Membres du conseil fondateur de la RPB, 1918. Source: Rada BNR

Alors pourquoi le 25 mars est-il une date importante pour le peuple bélarussien ?

Malgré son existence troublée et même brève, la RPB est d’une importance cruciale dans la construction de la nation bélarussienne. Sans elle, il n’est pas exagéré de dire que l’actuelle République du Bélarus n’existerait pas. Avant l’occupation soviétique, le Bélarus était sous l’occupation de l’empire russe, sous la forme de plusieurs gouvernorats, qui risquaient sérieusement d’être répartis par les naissantes républiques soviétiques. Grâce à la RPB, cela ne s’est pas produit. Sous les symboles nationaux de plusieurs siècles — drapeau blanc-rouge-blanc et armoiries Pahonia — le peuple bélarussien s’est uni et a montré qu’il se battrait toujours pour son droit d’exister.

Il est intéressant de noter que ces symboles remontent au Grand-Duché de Lituanie, l’un des plus grands États européens de tous les temps, dont la langue dominante était le bélarussien. Par la suite, le GDL rejoignit le Royaume de Pologne, formant ainsi une alliance politico-militaire connue sous le nom de République des Deux Nations. Cette alliance était basée sur l’intérêt commun de la défense mutuelle contre les menaces provenant à la fois de l’Occident (chevaliers Teutoniques) et de l’Orient (Moscovites). Ainsi, l’idée nationale de la RPB repose sur un discours bien antérieur à l’invasion russe, en plus d’adopter des valeurs démocratiques, la liberté d’expression et de religion, entre autres principes partagés avec d’autres nations occidentales.

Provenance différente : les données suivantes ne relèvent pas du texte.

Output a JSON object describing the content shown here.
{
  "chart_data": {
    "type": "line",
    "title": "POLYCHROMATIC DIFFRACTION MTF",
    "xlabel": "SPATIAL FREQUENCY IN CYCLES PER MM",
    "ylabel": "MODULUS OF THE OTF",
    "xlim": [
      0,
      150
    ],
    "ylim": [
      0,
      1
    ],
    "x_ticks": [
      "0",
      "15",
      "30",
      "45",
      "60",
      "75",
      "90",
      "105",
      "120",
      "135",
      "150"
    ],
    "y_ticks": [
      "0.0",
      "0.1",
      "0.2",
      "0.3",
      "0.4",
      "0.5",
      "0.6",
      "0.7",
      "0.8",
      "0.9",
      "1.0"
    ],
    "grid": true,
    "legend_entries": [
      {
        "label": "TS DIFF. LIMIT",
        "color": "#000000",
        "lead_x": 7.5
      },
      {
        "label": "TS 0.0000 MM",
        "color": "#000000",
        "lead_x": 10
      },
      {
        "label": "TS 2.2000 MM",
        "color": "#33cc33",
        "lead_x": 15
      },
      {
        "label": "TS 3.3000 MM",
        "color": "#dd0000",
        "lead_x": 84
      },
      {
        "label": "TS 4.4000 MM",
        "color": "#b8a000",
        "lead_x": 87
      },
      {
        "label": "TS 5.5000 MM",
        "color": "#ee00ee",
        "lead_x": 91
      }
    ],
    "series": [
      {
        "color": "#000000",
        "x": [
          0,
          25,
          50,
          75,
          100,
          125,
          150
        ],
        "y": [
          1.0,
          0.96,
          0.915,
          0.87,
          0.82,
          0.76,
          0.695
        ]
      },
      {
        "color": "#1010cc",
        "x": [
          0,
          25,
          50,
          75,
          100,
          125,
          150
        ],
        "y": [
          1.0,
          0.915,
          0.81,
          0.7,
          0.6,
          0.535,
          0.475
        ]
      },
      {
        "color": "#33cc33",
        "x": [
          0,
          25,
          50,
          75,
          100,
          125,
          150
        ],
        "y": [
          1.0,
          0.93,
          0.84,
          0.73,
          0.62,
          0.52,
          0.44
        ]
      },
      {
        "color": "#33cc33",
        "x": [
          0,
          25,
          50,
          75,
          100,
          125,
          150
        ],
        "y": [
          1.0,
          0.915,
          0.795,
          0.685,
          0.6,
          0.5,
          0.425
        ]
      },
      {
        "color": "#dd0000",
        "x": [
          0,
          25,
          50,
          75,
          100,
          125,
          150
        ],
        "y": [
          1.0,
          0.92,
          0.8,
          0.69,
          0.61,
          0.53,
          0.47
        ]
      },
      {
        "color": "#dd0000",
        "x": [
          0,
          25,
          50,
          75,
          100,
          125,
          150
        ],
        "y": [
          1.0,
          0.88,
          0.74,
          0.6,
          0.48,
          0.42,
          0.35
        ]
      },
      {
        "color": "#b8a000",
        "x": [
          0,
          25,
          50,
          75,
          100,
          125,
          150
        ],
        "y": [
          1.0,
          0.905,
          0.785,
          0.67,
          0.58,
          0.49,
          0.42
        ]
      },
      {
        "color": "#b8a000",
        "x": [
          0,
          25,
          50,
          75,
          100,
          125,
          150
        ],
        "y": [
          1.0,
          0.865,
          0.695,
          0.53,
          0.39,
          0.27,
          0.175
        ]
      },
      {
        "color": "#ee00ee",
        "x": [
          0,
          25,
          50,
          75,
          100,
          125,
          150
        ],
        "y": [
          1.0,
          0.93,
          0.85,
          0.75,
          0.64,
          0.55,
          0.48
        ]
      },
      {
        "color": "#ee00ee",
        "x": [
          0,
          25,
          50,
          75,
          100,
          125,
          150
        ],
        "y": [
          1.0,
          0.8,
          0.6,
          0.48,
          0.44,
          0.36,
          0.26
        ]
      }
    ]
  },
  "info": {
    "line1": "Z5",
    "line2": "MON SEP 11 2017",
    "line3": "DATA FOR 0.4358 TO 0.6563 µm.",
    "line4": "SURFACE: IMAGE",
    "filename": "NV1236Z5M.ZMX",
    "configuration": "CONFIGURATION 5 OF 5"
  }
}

Contraires à ces principes, les bolcheviks ont tenté de démanteler la RPB dès qu’ils ont occupé le territoire du Bélarus, en 1920. Au lieu de cela, ils ont créé la République Socialiste Soviétique de Biélorussie, ou RSSB, dans une tentative d’effacer l’histoire et l’identité du Bélarus, pour plus tard les réécrire selon les intérêts moscovites. Selon ce discours, le peuple bélarussien est une population rurale et, pratiquement, sans histoire, fruit de la révolution d’octobre 1917. Leurs symboles ont été remplacés par un étendard rouge-vert et un blason de style soviétique. Le drapeau blanc-rouge-blanc et les armoiries Pahonia ne seraient rendus que des décennies plus tard, avec la fin de l’URSS mais, encore une fois, pas pour longtemps.

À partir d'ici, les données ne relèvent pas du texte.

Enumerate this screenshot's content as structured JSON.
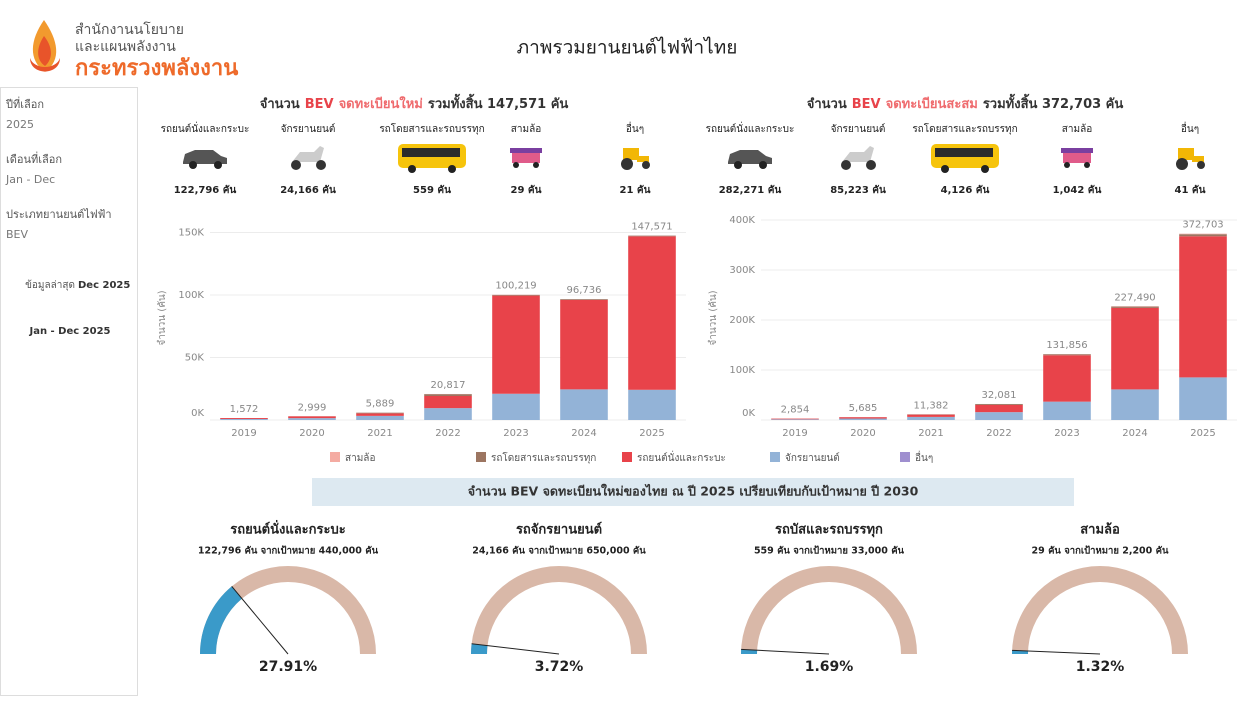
{
  "header": {
    "org": [
      "สำนักงานนโยบาย",
      "และแผนพลังงาน",
      "กระทรวงพลังงาน"
    ],
    "title": "ภาพรวมยานยนต์ไฟฟ้าไทย"
  },
  "sidebar": {
    "items": [
      {
        "label": "ปีที่เลือก",
        "value": "2025"
      },
      {
        "label": "เดือนที่เลือก",
        "value": "Jan - Dec"
      },
      {
        "label": "ประเภทยานยนต์ไฟฟ้า",
        "value": "BEV"
      }
    ],
    "latest_label": "ข้อมูลล่าสุด",
    "latest_value": "Dec 2025",
    "period": "Jan - Dec 2025"
  },
  "banner": "จำนวน BEV จดทะเบียนใหม่ของไทย ณ ปี 2025 เปรียบเทียบกับเป้าหมาย ปี 2030",
  "chart_data": [
    {
      "type": "stacked_bar",
      "title": [
        "จำนวน",
        "BEV",
        "จดทะเบียนใหม่",
        "รวมทั้งสิ้น 147,571 คัน"
      ],
      "ylabel": "จำนวน (คัน)",
      "summary": [
        {
          "name": "รถยนต์นั่งและกระบะ",
          "label": "122,796 คัน"
        },
        {
          "name": "จักรยานยนต์",
          "label": "24,166 คัน"
        },
        {
          "name": "รถโดยสารและรถบรรทุก",
          "label": "559 คัน"
        },
        {
          "name": "สามล้อ",
          "label": "29 คัน"
        },
        {
          "name": "อื่นๆ",
          "label": "21 คัน"
        }
      ],
      "categories": [
        "2019",
        "2020",
        "2021",
        "2022",
        "2023",
        "2024",
        "2025"
      ],
      "series": [
        {
          "name": "สามล้อ",
          "color": "#f4aba2",
          "values": [
            1,
            5,
            20,
            100,
            100,
            70,
            29
          ]
        },
        {
          "name": "รถโดยสารและรถบรรทุก",
          "color": "#9c7561",
          "values": [
            10,
            40,
            560,
            1500,
            600,
            650,
            559
          ]
        },
        {
          "name": "รถยนต์นั่งและกระบะ",
          "color": "#e8434a",
          "values": [
            760,
            1450,
            2000,
            9700,
            78500,
            71500,
            122796
          ]
        },
        {
          "name": "จักรยานยนต์",
          "color": "#93b3d7",
          "values": [
            800,
            1500,
            3300,
            9500,
            21000,
            24500,
            24166
          ]
        },
        {
          "name": "อื่นๆ",
          "color": "#9f8fcf",
          "values": [
            1,
            4,
            9,
            17,
            19,
            16,
            21
          ]
        }
      ],
      "totals": {
        "values": [
          1572,
          2999,
          5889,
          20817,
          100219,
          96736,
          147571
        ],
        "value_labels": [
          "1,572",
          "2,999",
          "5,889",
          "20,817",
          "100,219",
          "96,736",
          "147,571"
        ]
      },
      "ylim": [
        0,
        160000
      ],
      "yticks": [
        {
          "value": 0,
          "label": "0K"
        },
        {
          "value": 50000,
          "label": "50K"
        },
        {
          "value": 100000,
          "label": "100K"
        },
        {
          "value": 150000,
          "label": "150K"
        }
      ],
      "grid": true
    },
    {
      "type": "stacked_bar",
      "title": [
        "จำนวน",
        "BEV",
        "จดทะเบียนสะสม",
        "รวมทั้งสิ้น 372,703 คัน"
      ],
      "ylabel": "จำนวน (คัน)",
      "summary": [
        {
          "name": "รถยนต์นั่งและกระบะ",
          "label": "282,271 คัน"
        },
        {
          "name": "จักรยานยนต์",
          "label": "85,223 คัน"
        },
        {
          "name": "รถโดยสารและรถบรรทุก",
          "label": "4,126 คัน"
        },
        {
          "name": "สามล้อ",
          "label": "1,042 คัน"
        },
        {
          "name": "อื่นๆ",
          "label": "41 คัน"
        }
      ],
      "categories": [
        "2019",
        "2020",
        "2021",
        "2022",
        "2023",
        "2024",
        "2025"
      ],
      "series": [
        {
          "color": "#f4aba2",
          "values": [
            2,
            5,
            25,
            170,
            280,
            560,
            1042
          ]
        },
        {
          "color": "#9c7561",
          "values": [
            50,
            75,
            550,
            1900,
            2050,
            2700,
            4126
          ]
        },
        {
          "color": "#e8434a",
          "values": [
            1400,
            2700,
            4600,
            14300,
            92800,
            163000,
            282271
          ]
        },
        {
          "color": "#93b3d7",
          "values": [
            1400,
            2900,
            6200,
            15700,
            36700,
            61200,
            85223
          ]
        },
        {
          "color": "#9f8fcf",
          "values": [
            2,
            5,
            7,
            11,
            26,
            30,
            41
          ]
        }
      ],
      "totals": {
        "values": [
          2854,
          5685,
          11382,
          32081,
          131856,
          227490,
          372703
        ],
        "value_labels": [
          "2,854",
          "5,685",
          "11,382",
          "32,081",
          "131,856",
          "227,490",
          "372,703"
        ]
      },
      "ylim": [
        0,
        400000
      ],
      "yticks": [
        {
          "value": 0,
          "label": "0K"
        },
        {
          "value": 100000,
          "label": "100K"
        },
        {
          "value": 200000,
          "label": "200K"
        },
        {
          "value": 300000,
          "label": "300K"
        },
        {
          "value": 400000,
          "label": "400K"
        }
      ],
      "grid": true
    },
    {
      "type": "gauge",
      "title": "รถยนต์นั่งและกระบะ",
      "subtitle": "122,796 คัน จากเป้าหมาย 440,000 คัน",
      "value": 27.91,
      "value_label": "27.91%",
      "ylim": [
        0,
        100
      ],
      "color": "#3a9ac9"
    },
    {
      "type": "gauge",
      "title": "รถจักรยานยนต์",
      "subtitle": "24,166 คัน จากเป้าหมาย 650,000 คัน",
      "value": 3.72,
      "value_label": "3.72%",
      "ylim": [
        0,
        100
      ],
      "color": "#3a9ac9"
    },
    {
      "type": "gauge",
      "title": "รถบัสและรถบรรทุก",
      "subtitle": "559 คัน จากเป้าหมาย 33,000 คัน",
      "value": 1.69,
      "value_label": "1.69%",
      "ylim": [
        0,
        100
      ],
      "color": "#3a9ac9"
    },
    {
      "type": "gauge",
      "title": "สามล้อ",
      "subtitle": "29 คัน จากเป้าหมาย 2,200 คัน",
      "value": 1.32,
      "value_label": "1.32%",
      "ylim": [
        0,
        100
      ],
      "color": "#3a9ac9"
    }
  ]
}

1994 et la démocratie qui n’est pas encore arrivée

En 1994, un historien est devenu le premier président démocratiquement élu du Bélarus. Guidé par le discours soviétique, Aliaksandr Loukachenka a réimposé les symboles du RSSB, légèrement modifiés, et a initié une série de changements politiques qui lui ont donné des pouvoirs pratiquement illimités, dangereusement rapprochant le Bélarus de son voisin oriental. L’un de ces changements était l’interdiction de facto de la fête du 25 mars. D’autre part, le Bélarus est le seul pays au monde où le jour de la révolution d’octobre est encore un jour férié, avec d’immenses célébrations publiques, toutes supervisées par le KGB, une autre relique soviétique que seul le Bélarus conserve.

À son tour, la diaspora bélarussienne célèbre la Journée de la liberté partout dans le monde, sans les chaînes du régime Loukachenka. Des concerts, des marches, des événements culturels, sportifs et académiques se déroulent simultanément aux quatre coins du monde, porteurs d’un message d’espoir et d’unité pour ceux qui croient que la démocratie et les droits humains prévaudront au Bélarus.